How does pathology manifest itself on ultrasound diagnostics:

  • There is normally no fluid in the abdominal cavity. The accumulation of fluid appears as an anechoic area. The presence of fluid indicates peritonitis, internal bleeding, inflammatory processes, and tumors. Based on the location of the liquid, one can judge the reasons for its appearance;
  • intestinal obstruction manifests itself as increased visualization of intestinal loops filled with gas or liquid. The reason for this condition is the closure of the lumen by a foreign body or tumor;
  • appendicitis is manifested by thickening of the appendix, accumulation of gases in the lumen of the gastrointestinal tract, and a small amount of fluid in the abdominal cavity;
  • tumors and neoplasms are characterized by an increase in the thickness of the intestinal wall due to hypoechoic areas of round or irregular shape. Ultrasound shows the size of the tumor, the degree and depth of the lesion, and invasion into neighboring organs;
  • adhesions are high-density strands, often combined with deformation of nearby sections of the tract.

The conclusion is drawn up by the ultrasound doctor and given to the patient. The document contains a detailed description of the state of the gastrointestinal tract and all pathological changes and neoplasms. The information allows the attending physician to make the correct diagnosis.

What to do before the study

Before performing an ultrasound examination of the abdominal cavity, it is necessary to consult a gastroenterologist. He collects anamnesis, finds out the presence of chronic diseases, genetic predisposition, and allergies to drugs. If necessary, prescribes additional studies and tests.

Ultrasound is a non-invasive diagnostic method and does not require additional tests. You only need to undergo chest fluorography (FLG), donate urine and blood for a general analysis. However, in order to make an accurate diagnosis, other studies are prescribed along with ultrasound, the number and list of which depends on the preliminary diagnosis.

Not only a gastroenterologist, but also other specialists can prescribe an examination. For example, an ultrasound examination helps a neurologist monitor the condition of the liver during long-term use of drugs that affect this organ; an allergist prescribes a prescription to identify pathologies of the liver and gallbladder that can cause an autoimmune disease; a hematologist is interested in the condition of the hematopoietic organs: the spleen and liver. They also prescribe a whole range of additional tests and studies.


Consultation with a gastroenterologist before performing an ultrasound of the abdominal organs

Colonoscopy results

A healthy large intestine has a smooth, shiny, pink mucous membrane, without areas of hyperemia or edema. Cicatricial changes, diverticula, pathological narrowing or expansion of the intestinal lumen, ulcers, and polyps are normally absent.

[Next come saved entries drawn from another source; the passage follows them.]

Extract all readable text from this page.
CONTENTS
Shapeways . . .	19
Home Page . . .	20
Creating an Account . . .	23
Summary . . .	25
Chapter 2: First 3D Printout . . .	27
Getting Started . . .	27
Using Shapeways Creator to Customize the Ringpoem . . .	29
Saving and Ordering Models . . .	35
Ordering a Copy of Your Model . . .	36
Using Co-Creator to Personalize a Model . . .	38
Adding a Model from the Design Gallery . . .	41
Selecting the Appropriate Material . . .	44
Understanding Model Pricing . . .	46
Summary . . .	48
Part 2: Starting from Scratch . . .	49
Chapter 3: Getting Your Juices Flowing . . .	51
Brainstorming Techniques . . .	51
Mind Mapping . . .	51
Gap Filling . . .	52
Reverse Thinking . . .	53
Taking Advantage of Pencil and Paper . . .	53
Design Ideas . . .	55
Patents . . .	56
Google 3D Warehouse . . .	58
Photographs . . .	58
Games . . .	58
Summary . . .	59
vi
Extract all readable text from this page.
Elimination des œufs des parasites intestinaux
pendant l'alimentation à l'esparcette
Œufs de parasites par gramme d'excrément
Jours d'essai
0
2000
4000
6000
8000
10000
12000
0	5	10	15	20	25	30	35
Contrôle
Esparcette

What some diseases look like:

The results of examining the intestinal walls with a video camera can be obtained shortly after the procedure. Based on the results of the conclusion, the attending physician makes a diagnosis or refers the patient for further diagnostics. If a biopsy was performed, the result of the examination of the fragment will be issued within two weeks. Microscopic examination allows you to make the most accurate diagnosis.

What can be detected on an ultrasound

Ultrasound is best combined with other diagnostic methods to provide a comprehensive picture of intestinal health.

During diagnosis, pathologies such as:

  • Inflammatory process in the appendix area;
  • Colitis (inflammation of the large intestine);
  • Diseases of the sigmoid colon;
  • Helminthic infestation and negative changes caused by it;
  • Hemorrhages;
  • Hemorrhoids and their inflammation;
  • Bowel displacement;
  • Obstruction.

In representatives of the fair sex, pathologies of the reproductive system can be detected during rectal diagnostics.